Vicente se echó a reír.
—¡Qué pinta! ¡El hijo pródigo!
—¿Lo amas? —le preguntó Jordi a Rosa. La miraba de un modo que le dio miedo. Era el hombre al que amaba, aquella era su voz, pero sus ojos estaban muertos. Tenía el aspecto de un animal apaleado, el espíritu quebrado.
—¿Estás loco? Te quiero a ti, Jordi. Siempre te he querido. Me dijo que tenía que casarme con él para proteger a nuestra hija.
—¿Te has casado con él? —retrocedió un paso.
—Sí —dijo Vicente, cruzando los brazos sobre el pecho.
Jordi se caló la gorra.
—Entonces no hay nada que hacer.
—¡Me divorciaré de él! —le susurró Rosa, apretándole la mano—. Jordi, no he sabido nada de ti desde hace más de un año. Si me hubieras escrito…
—No sé escribir, ya lo sabes.
—Podrías haberme mandado un mensaje.
—He estado combatiendo por toda España, Rosa —dijo él, con la voz temblorosa de rabia—. Y ahora, no lejos de aquí, los cadáveres de mis amigos yacen a las orillas del Ebro. —Se estremeció pensando en los cuerpos hinchados que el río escupía, cubiertos de moscas.

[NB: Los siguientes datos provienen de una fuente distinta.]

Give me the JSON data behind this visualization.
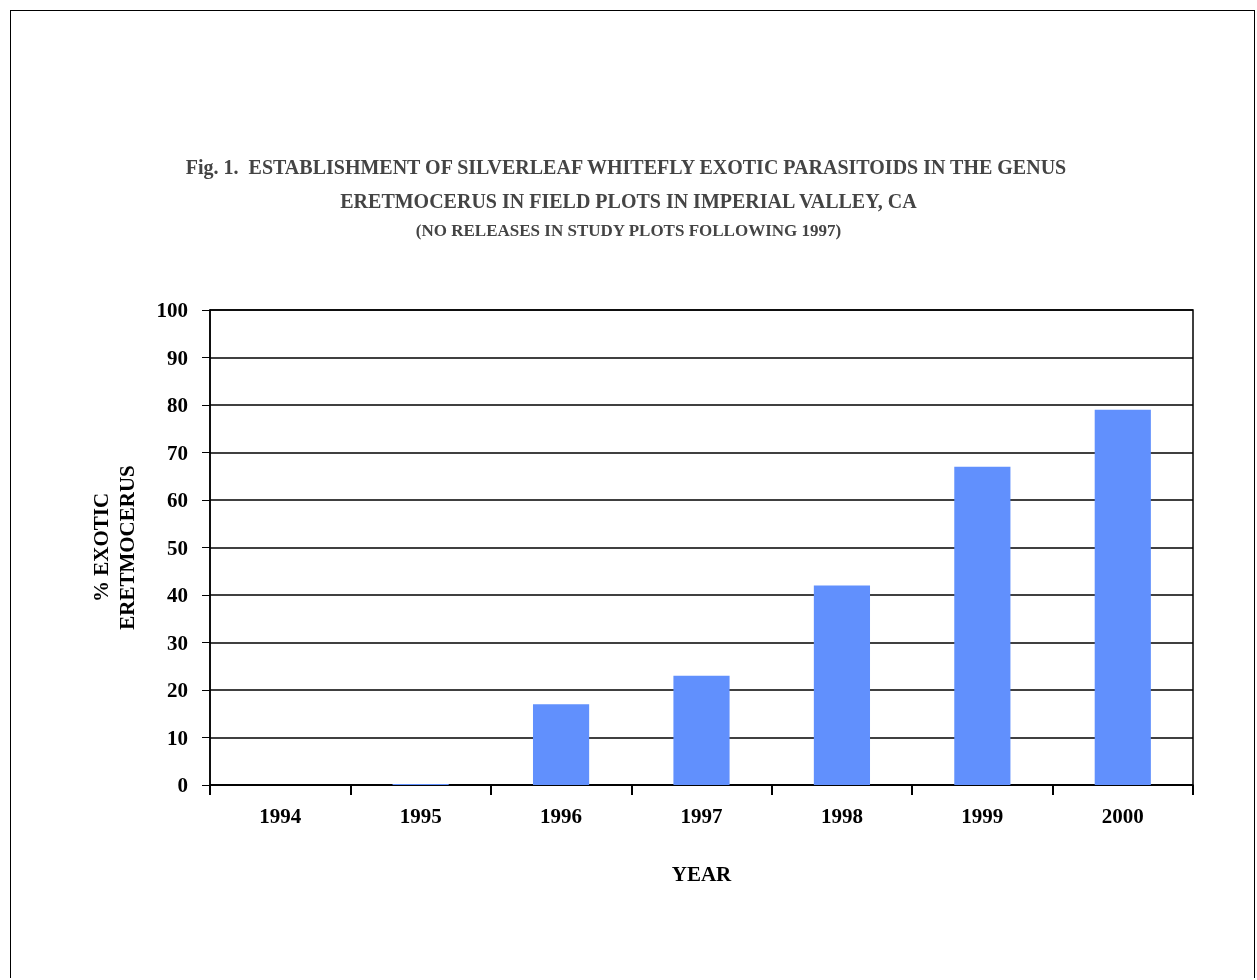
{
  "chart_data": {
    "type": "bar",
    "title": "Fig. 1.  ESTABLISHMENT OF SILVERLEAF WHITEFLY EXOTIC PARASITOIDS IN THE GENUS ERETMOCERUS IN FIELD PLOTS IN IMPERIAL VALLEY, CA",
    "subtitle": "(NO RELEASES IN STUDY PLOTS FOLLOWING 1997)",
    "xlabel": "YEAR",
    "ylabel": "% EXOTIC ERETMOCERUS",
    "categories": [
      "1994",
      "1995",
      "1996",
      "1997",
      "1998",
      "1999",
      "2000"
    ],
    "values": [
      0,
      0.2,
      17,
      23,
      42,
      67,
      79
    ],
    "color": "#6190fd",
    "ylim": [
      0,
      100
    ],
    "yticks": [
      0,
      10,
      20,
      30,
      40,
      50,
      60,
      70,
      80,
      90,
      100
    ],
    "grid": "y"
  }
}
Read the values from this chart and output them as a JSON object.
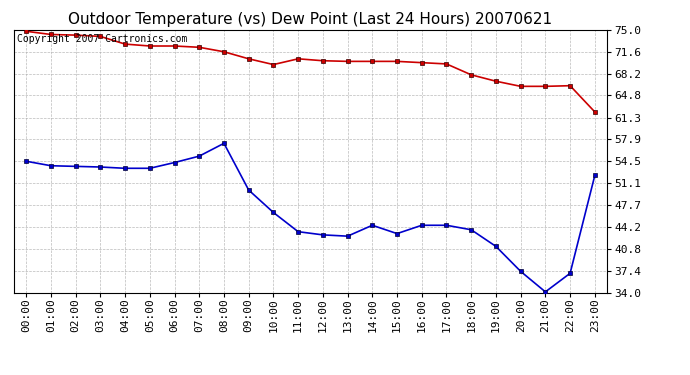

Rosa vio el destello de la locura en sus ojos, el daño que la guerra le había causado.
—Nos quedamos atrapados en el fondo de un valle durante días. —Se secó la boca con el dorso de la mano, con la garganta atenazada de nuevo por el recuerdo del calor y el polvo—. Mataron al hermano de Marco cuando intentaba cruzar el río. Lo traemos a casa.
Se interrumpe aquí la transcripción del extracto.